Sekda : Jika Tak Mampu Kelola OPD, Lebih Baik Mundur !!
- account_circle topik papua
- calendar_month Kam, 10 Sep 2020
- visibility 383
- comment 0 komentar

Sekretaris Daerah (Sekda) Kabupaten Jayapura, Dra. Hanna S. Hikoyabi, S.Pd, M.KP
Sentani, Topikpapua.com,– Sekretaris Daerah (Sekda) Kabupaten Jayapura, Dra. Hanna S. Hikoyabi, S.Pd, M.KP meminta kepada SKPD untuk mundur, apabila tidak mampu memenuhi target Pendapat Asli Daerah (PAD)
Ketegasan itu disampaikan Hanna, terhadap sejumlah OPD yang tidak memenuhi pencapaian PAD hingga triwulan III Tahun Anggaran 2020, sebagaimana hasil evaluasi Program dan Kegiatan Pembangunan Tahun Anggaran 2020.
” Saya minta dengan tegas kepada Kepala OPD yang tidak bisa mengelola pendapatan, ya ragu-ragu mundur toh. Jangan bicara pendapatan turun. Tapi kalau ko (kamu) bicara pendapatan naik, ya kita kasih jempol sama ko (kamu),” kata Sekda usai rapat Rapat Evaluasi Program dan Kegiatan Pembangunan Tahun Anggaran 2020, di Kantor Bupati Kabupaten Jayapura, Rabu (09/09/20) sore.

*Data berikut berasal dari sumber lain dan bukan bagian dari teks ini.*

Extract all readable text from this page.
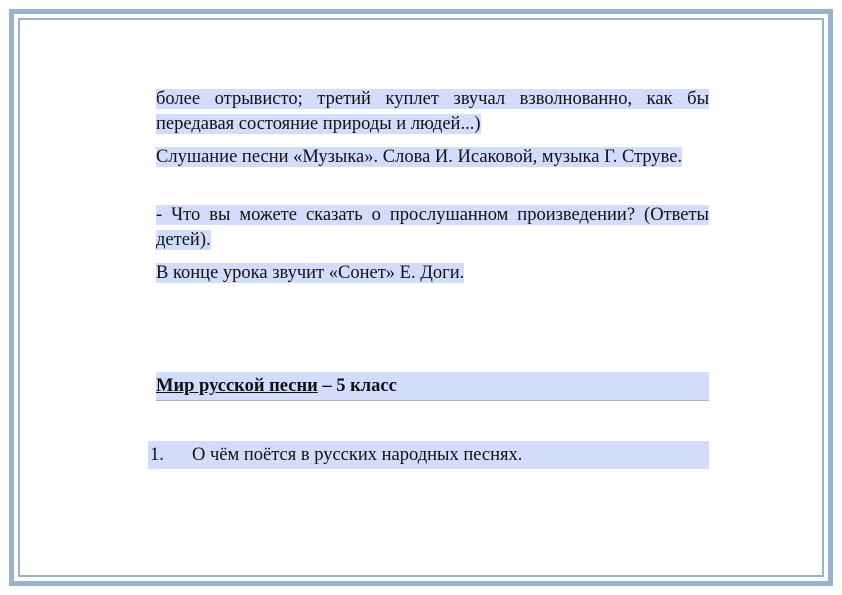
более отрывисто; третий куплет звучал взволнованно, как бы передавая состояние природы и людей...)

Слушание песни «Музыка». Слова И. Исаковой, музыка Г. Струве.

- Что вы можете сказать о прослушанном произведении? (Ответы детей).

В конце урока звучит «Сонет» Е. Доги.

Мир русской песни – 5 класс
1. О чём поётся в русских народных песнях.
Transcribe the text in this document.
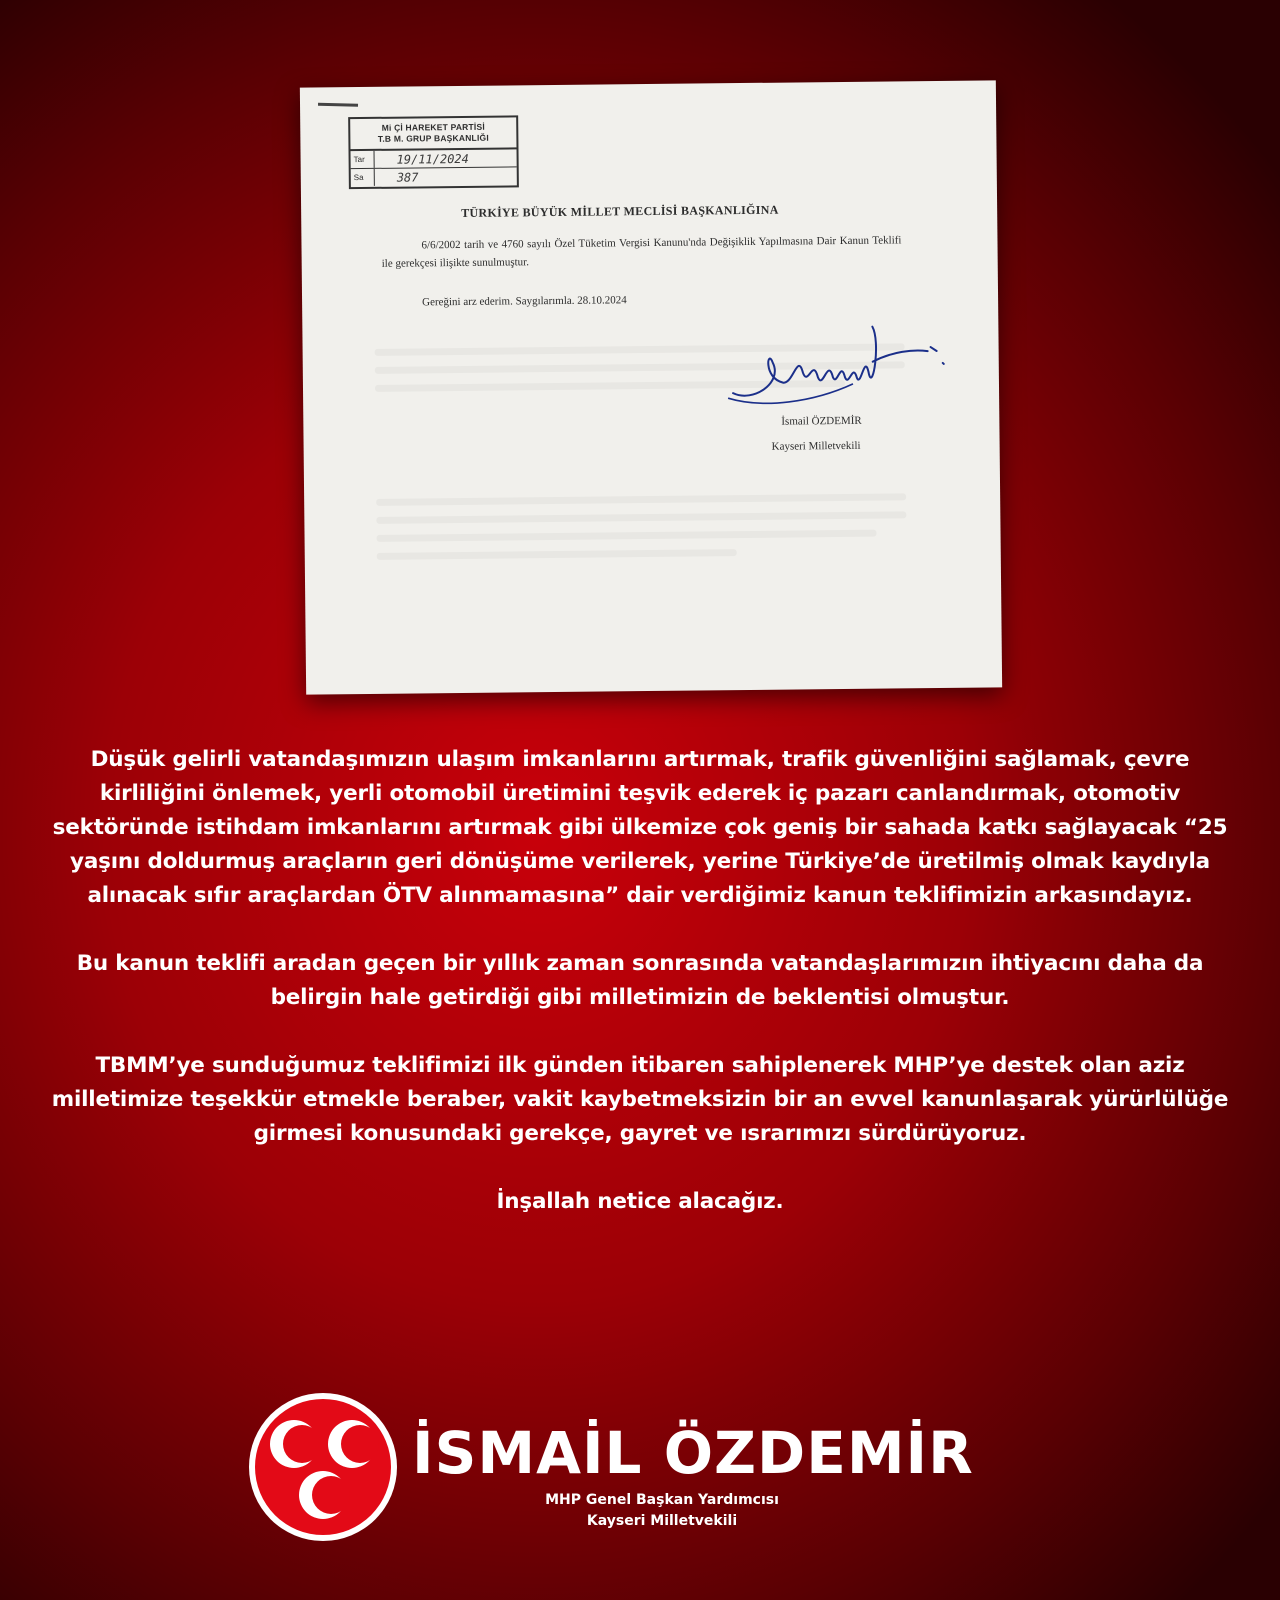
Mi Çİ HAREKET PARTİSİ
T.B M. GRUP BAŞKANLIĞI
Tar	19/11/2024
Sa	387
TÜRKİYE BÜYÜK MİLLET MECLİSİ BAŞKANLIĞINA
6/6/2002 tarih ve 4760 sayılı Özel Tüketim Vergisi Kanunu'nda Değişiklik Yapılmasına Dair Kanun Teklifi ile gerekçesi ilişikte sunulmuştur.
Gereğini arz ederim. Saygılarımla. 28.10.2024
İsmail ÖZDEMİR
Kayseri Milletvekili

Düşük gelirli vatandaşımızın ulaşım imkanlarını artırmak, trafik güvenliğini sağlamak, çevre kirliliğini önlemek, yerli otomobil üretimini teşvik ederek iç pazarı canlandırmak, otomotiv sektöründe istihdam imkanlarını artırmak gibi ülkemize çok geniş bir sahada katkı sağlayacak “25 yaşını doldurmuş araçların geri dönüşüme verilerek, yerine Türkiye’de üretilmiş olmak kaydıyla alınacak sıfır araçlardan ÖTV alınmamasına” dair verdiğimiz kanun teklifimizin arkasındayız.

Bu kanun teklifi aradan geçen bir yıllık zaman sonrasında vatandaşlarımızın ihtiyacını daha da belirgin hale getirdiği gibi milletimizin de beklentisi olmuştur.

TBMM’ye sunduğumuz teklifimizi ilk günden itibaren sahiplenerek MHP’ye destek olan aziz milletimize teşekkür etmekle beraber, vakit kaybetmeksizin bir an evvel kanunlaşarak yürürlülüğe girmesi konusundaki gerekçe, gayret ve ısrarımızı sürdürüyoruz.

İnşallah netice alacağız.

İSMAİL ÖZDEMİR
MHP Genel Başkan Yardımcısı
Kayseri Milletvekili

Hanna tidak menampik, salah faktor turunnya PAD sejumlah OPD dikarenakan dampak Wabah Corona yang melanda Papua, khususnya Kabupaten Jayapura beberapa waktu terakhir.
Namun, kata Hanna, itu bukanlah alasan, sebab seorang Kepala OPD harus berinovasi, memaksimalkan dan lmenggali potensi PAD yang ada, untuk selanjutnya menjadi komitmen dan dituangkan dalam pakta integritas.
“Jangan beralasan PAD turun karena Covid-19, tapi bagaimana berinovasi. Banyak kok potensi yang kita belum gali,” katanya.
Ia mencontohkah salah satunya sampah, Pemkab Jayapura memiliki perda, dimana untuk pengelolaan sampah tersebut, setiap KK diberi tarif Rp 25 ribu.
“Hitung saja, jumlah penduduk yang ada di Sentani Kota ini ada berapa kepala keluarga. Kita garap satu distrik saja dulu, sudah dapat berapa uang setiap bulan,” jelasnya.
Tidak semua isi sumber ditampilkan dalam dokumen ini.